The opiorphins are a newly characterized class of peptides that act as potent endogenous neutral endopeptidase (NEP) inhibitors. Recent reports have suggested that they play an important role in erectile physiology.


This article reviews recent developments that increase our understanding of the role of the opiorphin family of peptides in erectile physiology.


During a microarray screen of gene changes that occur in a rat diabetic model of erectile dysfunction (ED), Vcsa1 was one of the most down-regulated genes in the rat corpora. Quantitative real-time polymerase chain reaction demonstrated that in at least three models of diseases that result in ED (diabetes, aging, and cavernous nerve [CN] transection), Vcsa1 was down-regulated in the rat corpora.
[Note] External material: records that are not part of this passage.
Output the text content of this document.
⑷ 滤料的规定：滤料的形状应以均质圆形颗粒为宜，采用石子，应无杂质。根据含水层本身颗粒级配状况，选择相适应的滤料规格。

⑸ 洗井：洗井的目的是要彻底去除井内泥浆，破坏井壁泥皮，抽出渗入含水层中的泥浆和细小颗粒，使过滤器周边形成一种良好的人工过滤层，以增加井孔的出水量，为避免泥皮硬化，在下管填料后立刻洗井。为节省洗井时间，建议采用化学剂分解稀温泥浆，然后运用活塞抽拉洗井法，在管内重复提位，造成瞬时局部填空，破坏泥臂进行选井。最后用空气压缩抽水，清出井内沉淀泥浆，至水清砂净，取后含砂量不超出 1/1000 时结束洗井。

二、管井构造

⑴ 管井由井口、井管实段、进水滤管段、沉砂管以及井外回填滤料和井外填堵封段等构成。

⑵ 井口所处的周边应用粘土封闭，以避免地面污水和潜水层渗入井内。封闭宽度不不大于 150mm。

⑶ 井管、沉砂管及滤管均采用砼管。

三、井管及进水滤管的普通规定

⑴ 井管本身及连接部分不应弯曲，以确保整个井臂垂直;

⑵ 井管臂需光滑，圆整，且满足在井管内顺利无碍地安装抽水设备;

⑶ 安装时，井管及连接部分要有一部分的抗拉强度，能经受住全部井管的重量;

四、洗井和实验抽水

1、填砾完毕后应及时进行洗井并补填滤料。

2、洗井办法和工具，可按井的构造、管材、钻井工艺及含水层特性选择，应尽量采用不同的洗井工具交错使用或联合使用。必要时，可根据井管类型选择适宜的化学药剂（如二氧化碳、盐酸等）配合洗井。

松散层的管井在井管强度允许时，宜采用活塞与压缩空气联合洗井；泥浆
The human opiorphin family of genes (hSMR3A/B and ProL1) also acts as markers of erectile function in patients with ED.


The reader will be informed of the most current research regarding the role of opiorphins in urogenital smooth muscle biology.


These observations led to the suggestion that genes encoding opiorphins (and potentially their peptide products) can act as markers of ED. Gene transfer of plasmids overexpressing Vcsa1 in aging rats, as well as intracorporal injection of sialorphin, led to an improvement in erectile function. In organ bath studies, we demonstrated that sialorphin can cause increased rates of relaxation of corporal smooth muscle (CSM). We have also demonstrated that in vitro, Vcsa1 causes changes in the expression of G-protein-coupled receptors (GPCRs). This has led us to suggest that the action of Vcsa1 on erectile physiology may act through relaxation of CSM by its ability to act as an inhibitor of NEP, therefore prolonging the action of peptide agonists at their GPCRs.


Overall, there is a growing body of evidence that the opiorphins play a role in regulating CSM tone and thereby erectile function.